In ‘Dead Europe’ the issue is exploitation, and how the echoes of Europe’s brutal past continue to shape our troubled present. Ewen Leslie plays Isaac, an Australian photographer who heads to Greece – his family’s birthplace – following the untimely death of his father, Vasilly. There he becomes embroiled in family drama – his Greek relatives all feel that Vasilly ran away from his responsibilities – but also in something more sinister: an immigrant child (Kodi Smit McPhee) appears and disappears, and the citizens of Vasilly’s home town seem to be harbouring some dark secret. The hunt for the truth will take Isaac to Paris and Budapest, encountering the victims and perpetrators of different kinds of hate crimes, past and present.
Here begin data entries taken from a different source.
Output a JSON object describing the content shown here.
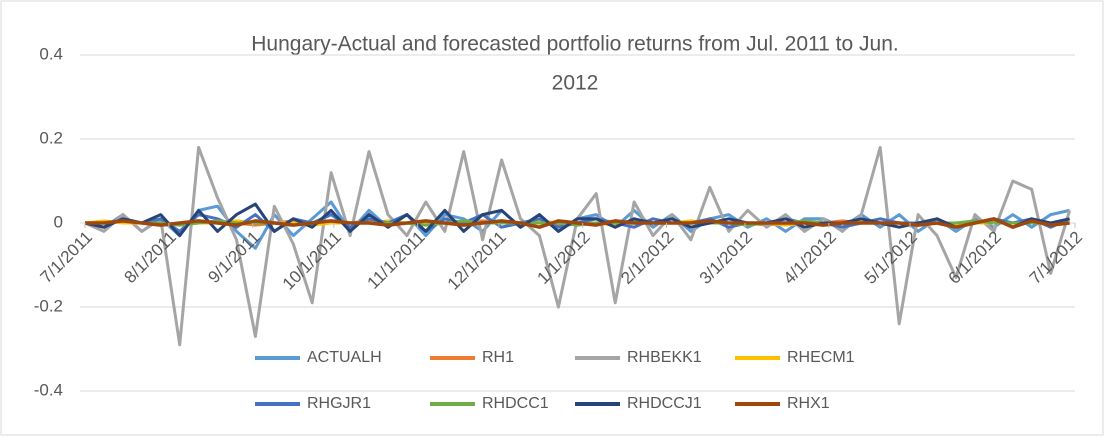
{
  "chart_data": {
    "type": "line",
    "title": [
      "Hungary-Actual and forecasted portfolio returns from Jul. 2011 to Jun.",
      "2012"
    ],
    "x": [
      "2011-07-01",
      "2011-07-08",
      "2011-07-15",
      "2011-07-22",
      "2011-07-29",
      "2011-08-05",
      "2011-08-12",
      "2011-08-19",
      "2011-08-26",
      "2011-09-02",
      "2011-09-09",
      "2011-09-16",
      "2011-09-23",
      "2011-09-30",
      "2011-10-07",
      "2011-10-14",
      "2011-10-21",
      "2011-10-28",
      "2011-11-04",
      "2011-11-11",
      "2011-11-18",
      "2011-11-25",
      "2011-12-02",
      "2011-12-09",
      "2011-12-16",
      "2011-12-23",
      "2011-12-30",
      "2012-01-06",
      "2012-01-13",
      "2012-01-20",
      "2012-01-27",
      "2012-02-03",
      "2012-02-10",
      "2012-02-17",
      "2012-02-24",
      "2012-03-02",
      "2012-03-09",
      "2012-03-16",
      "2012-03-23",
      "2012-03-30",
      "2012-04-06",
      "2012-04-13",
      "2012-04-20",
      "2012-04-27",
      "2012-05-04",
      "2012-05-11",
      "2012-05-18",
      "2012-05-25",
      "2012-06-01",
      "2012-06-08",
      "2012-06-15",
      "2012-06-22",
      "2012-06-29"
    ],
    "series": [
      {
        "name": "ACTUALH",
        "color": "#5b9bd5",
        "values": [
          0,
          -0.01,
          0.02,
          -0.02,
          0.01,
          -0.03,
          0.03,
          0.04,
          -0.02,
          -0.06,
          0.02,
          -0.03,
          0.01,
          0.05,
          -0.02,
          0.03,
          -0.01,
          0.02,
          -0.03,
          0.02,
          0.01,
          -0.02,
          0.03,
          -0.01,
          0.02,
          -0.02,
          0.01,
          0.02,
          -0.01,
          0.03,
          -0.01,
          0.02,
          -0.02,
          0.01,
          0.02,
          -0.01,
          0.01,
          -0.02,
          0.01,
          0.01,
          -0.01,
          0.02,
          -0.01,
          0.02,
          -0.02,
          0.01,
          -0.02,
          0.01,
          -0.01,
          0.02,
          -0.01,
          0.02,
          0.03
        ]
      },
      {
        "name": "RH1",
        "color": "#ed7d31",
        "values": [
          0,
          0,
          0.005,
          0,
          -0.005,
          0,
          0.005,
          0,
          0,
          -0.005,
          0,
          0.005,
          0,
          0,
          0,
          0.005,
          0,
          0,
          -0.005,
          0,
          0,
          0.005,
          0,
          0,
          0,
          -0.005,
          0,
          0,
          0.005,
          0,
          0,
          0,
          0,
          0.005,
          0,
          0,
          -0.005,
          0,
          0,
          0,
          0.005,
          0,
          0,
          0,
          -0.005,
          0,
          0,
          0,
          0.005,
          0,
          0,
          0,
          0
        ]
      },
      {
        "name": "RHBEKK1",
        "color": "#a5a5a5",
        "values": [
          0,
          -0.02,
          0.02,
          -0.02,
          0.01,
          -0.29,
          0.18,
          0.06,
          -0.04,
          -0.27,
          0.04,
          -0.05,
          -0.19,
          0.12,
          -0.03,
          0.17,
          0.02,
          -0.03,
          0.05,
          -0.02,
          0.17,
          -0.04,
          0.15,
          0.01,
          -0.03,
          -0.2,
          0.01,
          0.07,
          -0.19,
          0.05,
          -0.03,
          0.02,
          -0.04,
          0.085,
          -0.02,
          0.03,
          -0.01,
          0.02,
          -0.02,
          0.01,
          -0.02,
          0.02,
          0.18,
          -0.24,
          0.02,
          -0.03,
          -0.13,
          0.02,
          -0.02,
          0.1,
          0.08,
          -0.12,
          0.03
        ]
      },
      {
        "name": "RHECM1",
        "color": "#ffc000",
        "values": [
          0,
          0.005,
          0,
          0,
          0,
          -0.005,
          0,
          0,
          0.005,
          0,
          0,
          0,
          -0.005,
          0,
          0,
          0,
          0.005,
          0,
          0,
          0,
          -0.005,
          0,
          0,
          0,
          0.005,
          0,
          0,
          0,
          -0.005,
          0,
          0,
          0,
          0.005,
          0,
          0,
          0,
          0,
          -0.005,
          0,
          0,
          0,
          0.005,
          0,
          0,
          0,
          0,
          -0.005,
          0,
          0,
          0,
          0.005,
          0,
          0
        ]
      },
      {
        "name": "RHGJR1",
        "color": "#4472c4",
        "values": [
          0,
          -0.01,
          0.01,
          0,
          0.01,
          -0.02,
          0.02,
          0.01,
          -0.01,
          0.02,
          -0.02,
          0.01,
          0,
          0.02,
          -0.01,
          0.01,
          0,
          0.02,
          -0.02,
          0.01,
          0,
          0.02,
          -0.01,
          0,
          0.01,
          -0.01,
          0,
          0.01,
          0,
          -0.01,
          0.01,
          0,
          0,
          0.01,
          -0.01,
          0,
          0,
          0.01,
          0,
          0,
          -0.01,
          0,
          0.01,
          0,
          0,
          0,
          -0.01,
          0,
          0.01,
          0,
          0.01,
          -0.01,
          0.01
        ]
      },
      {
        "name": "RHDCC1",
        "color": "#70ad47",
        "values": [
          0,
          0,
          0.005,
          0,
          0,
          -0.005,
          0,
          0.005,
          0,
          0,
          0,
          -0.005,
          0,
          0.005,
          0,
          0,
          0,
          0,
          -0.005,
          0,
          0.005,
          0,
          0,
          0,
          0,
          0,
          -0.005,
          0,
          0,
          0.005,
          0,
          0,
          0,
          0,
          0,
          -0.005,
          0,
          0,
          0.005,
          0,
          0,
          0,
          0,
          0,
          -0.005,
          0,
          0,
          0.005,
          0,
          0,
          0,
          0,
          0
        ]
      },
      {
        "name": "RHDCCJ1",
        "color": "#264478",
        "values": [
          0,
          -0.01,
          0.01,
          0,
          0.02,
          -0.03,
          0.03,
          -0.02,
          0.02,
          0.045,
          -0.02,
          0.01,
          -0.01,
          0.03,
          -0.02,
          0.02,
          -0.01,
          0.02,
          -0.02,
          0.03,
          -0.02,
          0.02,
          0.03,
          -0.01,
          0.02,
          -0.02,
          0.01,
          0.01,
          -0.01,
          0.01,
          0,
          0.01,
          -0.01,
          0,
          0.01,
          0,
          0,
          0.01,
          -0.01,
          0,
          0,
          0.01,
          0,
          -0.01,
          0,
          0.01,
          -0.01,
          0,
          0.01,
          -0.01,
          0.01,
          0,
          0.01
        ]
      },
      {
        "name": "RHX1",
        "color": "#9e480e",
        "values": [
          0,
          0,
          0.005,
          0,
          -0.005,
          0,
          0.005,
          0,
          -0.005,
          0.005,
          0,
          -0.005,
          0,
          0.005,
          0,
          0,
          -0.005,
          0,
          0.005,
          0,
          -0.005,
          0,
          0.005,
          0,
          -0.01,
          0.005,
          0,
          -0.005,
          0.005,
          0,
          0,
          0,
          0,
          0.005,
          0,
          0,
          0,
          0,
          0,
          -0.005,
          0,
          0,
          0,
          0,
          -0.005,
          0,
          -0.01,
          0,
          0.01,
          -0.01,
          0.005,
          -0.005,
          0
        ]
      }
    ],
    "xlim": [
      "2011-07-01",
      "2012-07-01"
    ],
    "xticks": [
      {
        "value": "2011-07-01",
        "label": "7/1/2011"
      },
      {
        "value": "2011-08-01",
        "label": "8/1/2011"
      },
      {
        "value": "2011-09-01",
        "label": "9/1/2011"
      },
      {
        "value": "2011-10-01",
        "label": "10/1/2011"
      },
      {
        "value": "2011-11-01",
        "label": "11/1/2011"
      },
      {
        "value": "2011-12-01",
        "label": "12/1/2011"
      },
      {
        "value": "2012-01-01",
        "label": "1/1/2012"
      },
      {
        "value": "2012-02-01",
        "label": "2/1/2012"
      },
      {
        "value": "2012-03-01",
        "label": "3/1/2012"
      },
      {
        "value": "2012-04-01",
        "label": "4/1/2012"
      },
      {
        "value": "2012-05-01",
        "label": "5/1/2012"
      },
      {
        "value": "2012-06-01",
        "label": "6/1/2012"
      },
      {
        "value": "2012-07-01",
        "label": "7/1/2012"
      }
    ],
    "ylim": [
      -0.4,
      0.4
    ],
    "yticks": [
      -0.4,
      -0.2,
      0,
      0.2,
      0.4
    ],
    "grid": true,
    "legend": "bottom"
  }
}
‘Dead Europe’ packs a lot of story into 84 minutes, and the result can feel a little busy, storming onward without sufficient attention to character or tension. But it gets so much right, asking timely questions about the way we treat one another and creating a vivid, intensely felt mood of crumbling grandeur and lost chances. It’s beautifully photographed and confidently performed, with a script steeped in mystery and misdirection. And although it may lack a raw, confident force to make it truly special, ‘Dead Europe’ completely nails its devastating, unexpected ending.